Concept

Malingering

Summary
Malingering is the fabrication, feigning, or exaggeration of physical or psychological symptoms designed to achieve a desired outcome, such as relief from duty or work, avoiding arrest, receiving medication, and mitigating prison sentencing. Although malingering is not a medical diagnosis, it may be recorded as a "focus of clinical attention" or a "reason for contact with health services". It is coded by both the ICD-10 and DSM-5. The intent of malingerers vary. For example, the homeless may fake a mental illness to gain hospital admission. Impacts of failure to detect malingering are extensive, impacting insurance industries, healthcare systems, public safety, and veterans’ disability benefits. Malingered behaviour typically ends as soon as the external goal is obtained. Malingering is established as separate from similar forms of excessive illness behaviour, such as somatization disorder, wherein symptoms are not deliberately falsified. Another disorder is factitious disorder, which lacks a desire for secondary, external gain. Both of these are recognised as diagnosable by the DSM-5. However, not all medical professionals are in agreement with these distinctions. According to 1 Samuel in the Old Testament, King David feigned madness to Achish, the king of the Philistines. Some scholars believe this was not feigned but real epilepsy, and phrasing in the Septuagint supports that position. Odysseus was said to have feigned insanity to avoid participating in the Trojan War.
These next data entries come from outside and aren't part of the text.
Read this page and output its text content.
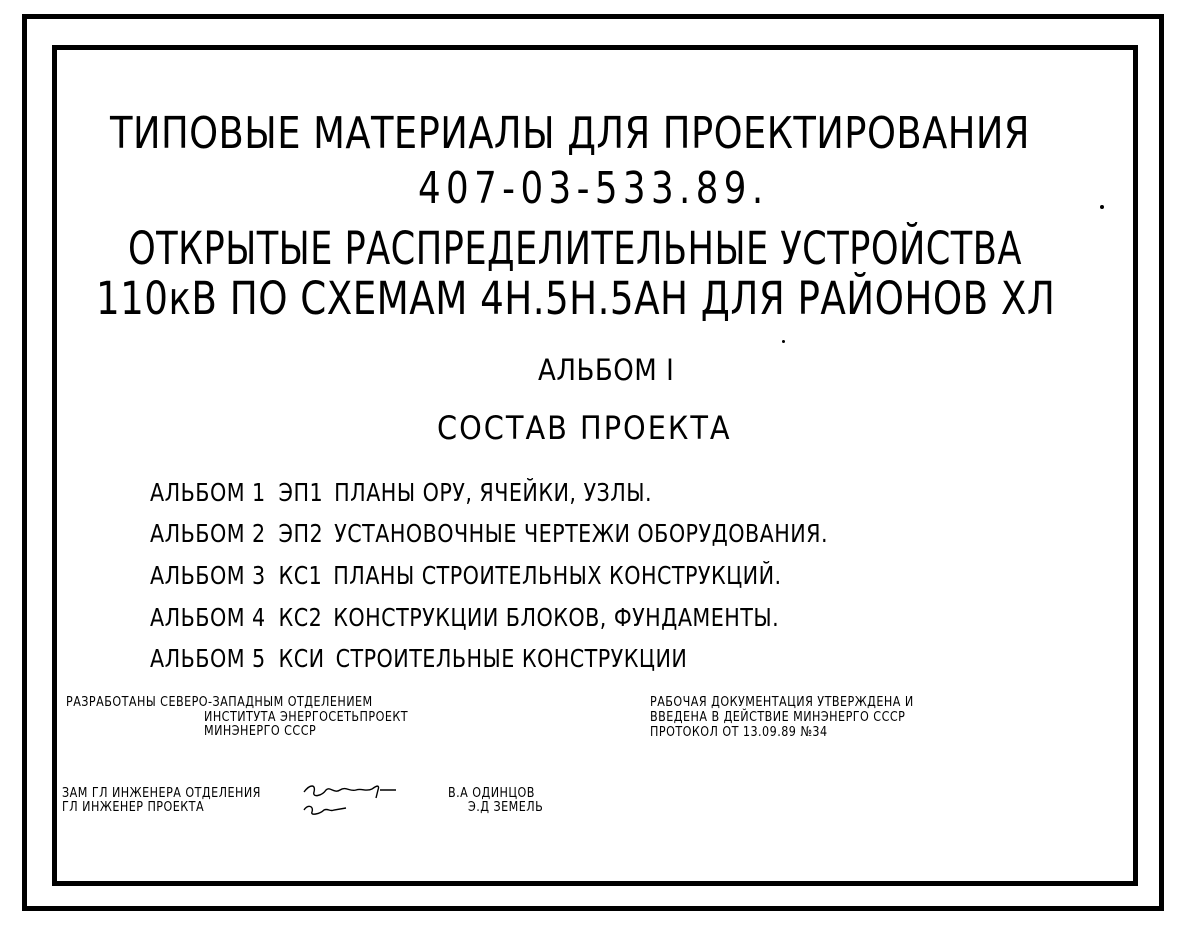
ТИПОВЫЕ МАТЕРИАЛЫ ДЛЯ ПРОЕКТИРОВАНИЯ
407-03-533.89.
ОТКРЫТЫЕ РАСПРЕДЕЛИТЕЛЬНЫЕ УСТРОЙСТВА
110кВ ПО СХЕМАМ 4Н.5Н.5АН ДЛЯ РАЙОНОВ ХЛ
АЛЬБОМ I
СОСТАВ ПРОЕКТА
АЛЬБОМ 1 ЭП1 ПЛАНЫ ОРУ, ЯЧЕЙКИ, УЗЛЫ.
АЛЬБОМ 2 ЭП2 УСТАНОВОЧНЫЕ ЧЕРТЕЖИ ОБОРУДОВАНИЯ.
АЛЬБОМ 3 КС1 ПЛАНЫ СТРОИТЕЛЬНЫХ КОНСТРУКЦИЙ.
АЛЬБОМ 4 КС2 КОНСТРУКЦИИ БЛОКОВ, ФУНДАМЕНТЫ.
АЛЬБОМ 5 КСИ СТРОИТЕЛЬНЫЕ КОНСТРУКЦИИ
РАЗРАБОТАНЫ СЕВЕРО-ЗАПАДНЫМ ОТДЕЛЕНИЕМ
ИНСТИТУТА ЭНЕРГОСЕТЬПРОЕКТ
МИНЭНЕРГО СССР
РАБОЧАЯ ДОКУМЕНТАЦИЯ УТВЕРЖДЕНА И
ВВЕДЕНА В ДЕЙСТВИЕ МИНЭНЕРГО СССР
ПРОТОКОЛ ОТ 13.09.89 №34
ЗАМ ГЛ ИНЖЕНЕРА ОТДЕЛЕНИЯ
ГЛ ИНЖЕНЕР ПРОЕКТА
В.А ОДИНЦОВ
Э.Д ЗЕМЕЛЬ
Malingering was recorded in Roman times by the physician Galen, who reported two cases: one patient simulated colic to avoid a public meeting, and another feigned an injured knee to avoid accompanying his master on a long journey. In 1595, a treatise on feigned diseases was published in Milan by Giambattista Silvatico. Various phases of malingering (les gueux contrefaits) are represented in the etchings and engravings of Jacques Callot (1592–1635). In his Elizabethan-era social-climbing manual, George Puttenham recommends a would-be courtier to have "sickness in his sleeve, thereby to shake off other importunities of greater consequence".